Shen Zechuan vücudunu yavaşça kaldırdı ve su göğsünden aşağı süzüldü. Dağınık saçları suyu doyuran mürekkep gibi yayıldı. Sanki bu su sisi arasında yükselen bir manolya çiçeği gibiydi.

Xiao Chiye daha fazla dayanamıyordu.

Neden “çiçek” düşünmüştü?

Shen Zechuan’ın ona yaklaşmasını kocaman açılmış gözlerle izledi. Shen Zechuan yanına oturduğunda onun kokusunu bile alabiliyordu.

Yoğun bir koku değil. Hafif bir koku.

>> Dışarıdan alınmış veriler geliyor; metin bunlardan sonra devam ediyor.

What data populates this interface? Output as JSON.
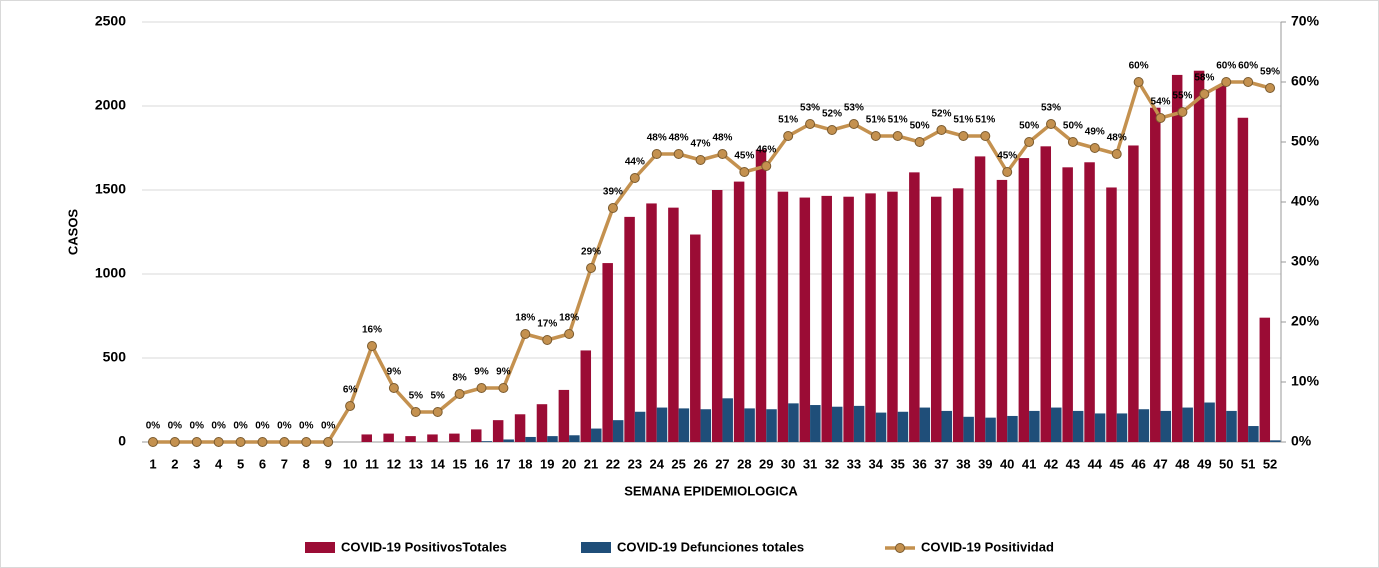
{
  "chart_data": {
    "type": "bar-line",
    "y_label": "CASOS",
    "x_label": "SEMANA EPIDEMIOLOGICA",
    "categories": [
      "1",
      "2",
      "3",
      "4",
      "5",
      "6",
      "7",
      "8",
      "9",
      "10",
      "11",
      "12",
      "13",
      "14",
      "15",
      "16",
      "17",
      "18",
      "19",
      "20",
      "21",
      "22",
      "23",
      "24",
      "25",
      "26",
      "27",
      "28",
      "29",
      "30",
      "31",
      "32",
      "33",
      "34",
      "35",
      "36",
      "37",
      "38",
      "39",
      "40",
      "41",
      "42",
      "43",
      "44",
      "45",
      "46",
      "47",
      "48",
      "49",
      "50",
      "51",
      "52"
    ],
    "ylim": [
      0,
      2500
    ],
    "yticks": [
      0,
      500,
      1000,
      1500,
      2000,
      2500
    ],
    "y2lim": [
      0,
      70
    ],
    "y2ticks": [
      {
        "value": 0,
        "label": "0%"
      },
      {
        "value": 10,
        "label": "10%"
      },
      {
        "value": 20,
        "label": "20%"
      },
      {
        "value": 30,
        "label": "30%"
      },
      {
        "value": 40,
        "label": "40%"
      },
      {
        "value": 50,
        "label": "50%"
      },
      {
        "value": 60,
        "label": "60%"
      },
      {
        "value": 70,
        "label": "70%"
      }
    ],
    "series": [
      {
        "name": "COVID-19 PositivosTotales",
        "type": "bar",
        "color": "#9b0c35",
        "values": [
          0,
          0,
          0,
          0,
          0,
          0,
          0,
          0,
          0,
          0,
          45,
          50,
          35,
          45,
          50,
          75,
          130,
          165,
          225,
          310,
          545,
          1065,
          1340,
          1420,
          1395,
          1235,
          1500,
          1550,
          1740,
          1490,
          1455,
          1465,
          1460,
          1480,
          1490,
          1605,
          1460,
          1510,
          1700,
          1560,
          1690,
          1760,
          1635,
          1665,
          1515,
          1765,
          1990,
          2185,
          2210,
          2120,
          1930,
          740
        ]
      },
      {
        "name": "COVID-19 Defunciones totales",
        "type": "bar",
        "color": "#1f4e79",
        "values": [
          0,
          0,
          0,
          0,
          0,
          0,
          0,
          0,
          0,
          0,
          0,
          0,
          0,
          0,
          0,
          5,
          15,
          30,
          35,
          40,
          80,
          130,
          180,
          205,
          200,
          195,
          260,
          200,
          195,
          230,
          220,
          210,
          215,
          175,
          180,
          205,
          185,
          150,
          145,
          155,
          185,
          205,
          185,
          170,
          170,
          195,
          185,
          205,
          235,
          185,
          95,
          10
        ]
      },
      {
        "name": "COVID-19 Positividad",
        "type": "line",
        "axis": "y2",
        "color": "#c4914f",
        "values": [
          0,
          0,
          0,
          0,
          0,
          0,
          0,
          0,
          0,
          6,
          16,
          9,
          5,
          5,
          8,
          9,
          9,
          18,
          17,
          18,
          29,
          39,
          44,
          48,
          48,
          47,
          48,
          45,
          46,
          51,
          53,
          52,
          53,
          51,
          51,
          50,
          52,
          51,
          51,
          45,
          50,
          53,
          50,
          49,
          48,
          60,
          54,
          55,
          58,
          60,
          60,
          59
        ],
        "value_labels": [
          "0%",
          "0%",
          "0%",
          "0%",
          "0%",
          "0%",
          "0%",
          "0%",
          "0%",
          "6%",
          "16%",
          "9%",
          "5%",
          "5%",
          "8%",
          "9%",
          "9%",
          "18%",
          "17%",
          "18%",
          "29%",
          "39%",
          "44%",
          "48%",
          "48%",
          "47%",
          "48%",
          "45%",
          "46%",
          "51%",
          "53%",
          "52%",
          "53%",
          "51%",
          "51%",
          "50%",
          "52%",
          "51%",
          "51%",
          "45%",
          "50%",
          "53%",
          "50%",
          "49%",
          "48%",
          "60%",
          "54%",
          "55%",
          "58%",
          "60%",
          "60%",
          "59%"
        ]
      }
    ],
    "grid": true,
    "legend": "bottom"
  }
}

Kokunun biraz daha tınısını duymak gibi.

Xiao Chiye kenarlardan kaldırdığı kollarını geri çekti ve aniden elbise askısından bir elbise aldı. Belini örtmek için hepsini suya daldırdı. Bunu yaptıktan sonra sakince Shen Zechuan’a baktı ve “Ne? Şaşırdın mı? Korkarım ki İkinci Genç Efendi’nin şehvetli görüntüsü karşısında komik fikirler edinebilirsin; dolayısıyla, örtüldü. “

“O zaman teşekkür ederim…” Shen Zechuan hoşnutsuz bir ifadeyle konuştu.

Xiao Chiye başını eğdiğinde aldığı kıyafetlerin Shen Zechuan’a ait olduğunu fark etti.

“…Elbiselerimi benim yerime yıka diye,” dedi Shen Zechuan, “Şimdi yarına kadar burada ıslanmam gerekecek,” dedi.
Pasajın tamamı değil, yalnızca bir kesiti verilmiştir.